Top 14 - Les bonus, le salut briviste

  • Le Briviste Paul Abadie renvoie le ballon dans le camp de Toulouse
    Le Briviste Paul Abadie renvoie le ballon dans le camp de Toulouse Icon Sport - Alexandre Dimou
Publié le , mis à jour

Grâce à leurs cinq points de bonus décrochés, les Brivistes gardent une petite marge sur la zone rouge. Après l’accroc en fin de match à Toulouse, les Corréziens ne veulent pas repartir bredouille de Lyon…

Avec quatre victoires, Brive, dixième, a autant de succès que tous ses poursuivants, de Toulon à Biarritz, en passant par le Stade français et Perpignan. La différence, alors ? C’est que le CAB a déjà pris cinq bonus au cours des onze premières journées. Deux offensifs d’abord pour lancer son championnat (contre Perpignan et Pau), trois défensifs ensuite face à des candidats déclarés aux phases finales (à Toulon et Castres, et contre La Rochelle). "Le fait de souvent prendre des bonus est très positif. Tous les points comptent. On espère que ces bonus feront la différence à la fin du championnat", soulevait le manager briviste Jeremy Davidson, au moment de tirer un bilan du premier bloc de dix matchs. Seulement voilà, à Toulouse, samedi dernier, les Corréziens ont laissé échapper ce point de bonus défensif sur une ultime action qui a tant fait parler…

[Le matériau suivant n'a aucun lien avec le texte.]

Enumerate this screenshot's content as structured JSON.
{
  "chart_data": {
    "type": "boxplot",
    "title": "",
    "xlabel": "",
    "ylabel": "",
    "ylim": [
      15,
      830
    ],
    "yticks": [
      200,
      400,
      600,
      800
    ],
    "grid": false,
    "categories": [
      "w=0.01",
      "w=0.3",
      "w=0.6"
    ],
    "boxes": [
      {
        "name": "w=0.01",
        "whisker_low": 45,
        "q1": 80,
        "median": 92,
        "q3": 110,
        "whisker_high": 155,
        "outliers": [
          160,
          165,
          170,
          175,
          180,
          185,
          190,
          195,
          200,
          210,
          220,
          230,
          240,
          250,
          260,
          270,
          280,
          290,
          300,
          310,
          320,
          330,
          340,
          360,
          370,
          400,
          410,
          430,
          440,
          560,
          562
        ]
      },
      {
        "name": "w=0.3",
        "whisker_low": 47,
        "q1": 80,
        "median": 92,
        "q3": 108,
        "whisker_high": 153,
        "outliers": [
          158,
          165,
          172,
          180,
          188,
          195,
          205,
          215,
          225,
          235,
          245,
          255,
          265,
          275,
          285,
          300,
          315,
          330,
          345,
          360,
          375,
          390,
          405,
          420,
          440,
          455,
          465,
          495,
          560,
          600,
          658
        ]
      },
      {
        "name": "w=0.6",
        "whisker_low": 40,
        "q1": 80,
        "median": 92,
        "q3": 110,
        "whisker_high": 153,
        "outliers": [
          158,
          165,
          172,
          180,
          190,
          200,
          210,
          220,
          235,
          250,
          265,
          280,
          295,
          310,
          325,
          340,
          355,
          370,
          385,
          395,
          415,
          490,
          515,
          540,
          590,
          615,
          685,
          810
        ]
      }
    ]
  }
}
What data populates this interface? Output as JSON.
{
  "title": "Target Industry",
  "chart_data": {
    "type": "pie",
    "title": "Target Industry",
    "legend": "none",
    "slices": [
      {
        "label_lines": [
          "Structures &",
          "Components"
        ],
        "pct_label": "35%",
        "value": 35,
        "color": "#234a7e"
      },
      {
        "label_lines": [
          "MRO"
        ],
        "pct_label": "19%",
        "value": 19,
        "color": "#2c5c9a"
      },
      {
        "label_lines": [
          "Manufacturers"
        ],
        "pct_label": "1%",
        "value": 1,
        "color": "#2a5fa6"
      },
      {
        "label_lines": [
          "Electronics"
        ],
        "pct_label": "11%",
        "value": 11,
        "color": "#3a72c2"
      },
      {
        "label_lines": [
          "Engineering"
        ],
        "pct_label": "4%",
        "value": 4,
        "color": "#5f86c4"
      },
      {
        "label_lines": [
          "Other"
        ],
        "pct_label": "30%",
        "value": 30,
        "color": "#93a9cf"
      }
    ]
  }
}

Ce week-end, chez un spécialiste du bonus puisque le Lou est l’équipe qui en a le plus décroché (six), les Brivistes ne veulent pas faire le voyage à vide. Et si victoire il n’y a pas, les hommes de Jeremy Davidson auront à cœur de repartir avec quelque chose des bords du Rhône.

Faire le dos rond, en attendant l’hiver…

Car le principal pour les Brivistes est d’être toujours dans la course au moment d’attaquer l’année 2022. Et pourquoi pas profiter d’un calendrier un peu plus favorable, avec plus de réceptions que de déplacements, mais surtout des confrontations avec des concurrents directs que peuvent être Pau ou encore Biarritz. "Les mois de janvier et février seront déterminants pour nous. Ce sera le moment clé de notre saison avec cinq réceptions (si l’on rajoute la réception de Clermont, le 26 décembre, N. DLR.) pour seulement deux déplacements", relevait Jeremy Davidson après la victoire contre le Racing 92.

C’est tout le défi qui attend Matthieu Voisin et ses coéquipiers à Lyon : bien négocier ce déplacement avant la coupure européenne, et de retrouver le championnat au cœur des fêtes.